While Planet India is very much an India-first book, it clearly points to all the soft-underbelly problems of widespread corruption, poor infrastructure, socioeconomic inequality, water shortages, disease and pollution. For example, Kamdar notes: "India is a potential hotbed of the planet's most lethal pandemics. It is also rapidly becoming the capital of non-communicable epidemics, with rates of diabetes and heart disease as well above global averages." She also takes into consideration problems such as poor treatment of women, the underclasses, and others, not to mention Hindu/Muslim tensions that all threaten to derail Planet India.

Despite the multitude of problems confronting India, there is a very active desire to change things. Since the early 1990s, reforms have unshackled the economy, breaking out of a more socialistic development mode. This is where India offers an alternative mode of development between a wealthy and out-of-reach lifestyle in the West and a rapidly growing politically authoritarian China. India must offer lower-cost solutions to global problems, such as disease.

"But India is also where there is perhaps the most hope of finding ways to deal with these and other scourges on a scale that could actually serve the world's billions," writes Kamdar. "The high-cost regimens will only help a few of those afflicted. If India can find low-cost, convenient therapies, for example oral insulin therapies where patients don't have to inject themselves, the lives of millions of people will improve." This lower-cost approach extends to a host of other areas, including alternative energy.

Kamdar has written an interesting and topical book that most Americans should read, especially as India will increasingly become part and parcel of US life - either through the growing numbers of Indians living and working in the United Sates, Indian products showing up in the marketplace, or jobs being sent offshore to Delhi or Mumbai. She correctly points out that Indians living in the United States "are one of the most prosperous and well-educated groups in America".

That success increasingly has an impact on driving India and the United States closer together and in Indians in the US wishing to give something back to the land of their origin.
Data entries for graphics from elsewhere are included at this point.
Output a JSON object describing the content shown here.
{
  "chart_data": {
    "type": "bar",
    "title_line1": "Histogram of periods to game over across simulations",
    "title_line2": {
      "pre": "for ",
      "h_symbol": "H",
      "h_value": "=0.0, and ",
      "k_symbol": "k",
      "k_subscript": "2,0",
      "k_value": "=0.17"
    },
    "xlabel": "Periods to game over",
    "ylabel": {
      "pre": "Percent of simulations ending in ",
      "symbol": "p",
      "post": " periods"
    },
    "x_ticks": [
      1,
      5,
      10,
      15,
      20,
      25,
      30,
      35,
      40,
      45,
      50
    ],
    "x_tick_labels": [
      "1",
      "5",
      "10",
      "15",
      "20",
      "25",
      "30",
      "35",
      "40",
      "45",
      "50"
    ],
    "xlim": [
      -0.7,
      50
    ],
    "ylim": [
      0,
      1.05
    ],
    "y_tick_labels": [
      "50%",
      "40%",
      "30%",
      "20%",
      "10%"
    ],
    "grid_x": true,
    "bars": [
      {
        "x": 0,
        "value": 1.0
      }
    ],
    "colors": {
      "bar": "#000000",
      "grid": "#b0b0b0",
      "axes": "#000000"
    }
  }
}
This is certainly a factor in improved US-Indian relations during the years under presidents Bill Clinton and George W Bush, founded on a growing clutch of shared strategic concerns, including the terrorist threat poised by radical Islam and a rising China.

India's rise also provides, according to Kamdar, a historical opportunity for the US in terms of a partnership: India and the United Sates, undoubtedly two of the world's great democracies, have a real opportunity to recall each other to the moral bedrock of their respective founding moments; to turn away from rampant militarism and save our environment.

There is a growing sea of ink being spilled to cover the rise of India. In many regards, India is in a race between the weight of a large and growing population hit by rising expectations and a highly competitive world and finite resources. The great Indian experiment is one of the most significant events of the early 21st century, something Kamdar brings very much to life. Planet India is clearly one of the more noteworthy additions to the literature on India and is strongly recommended.

Note
1. The adaptive power, Asia Times Online, June 16, 2007.

Planet India: How the Fastest-Growing Democracy Is Transforming America and the World by Mira Kamdar. New York: Scribner, 2007. ISBN-10: 0743296850. Price US$26, 320 pages.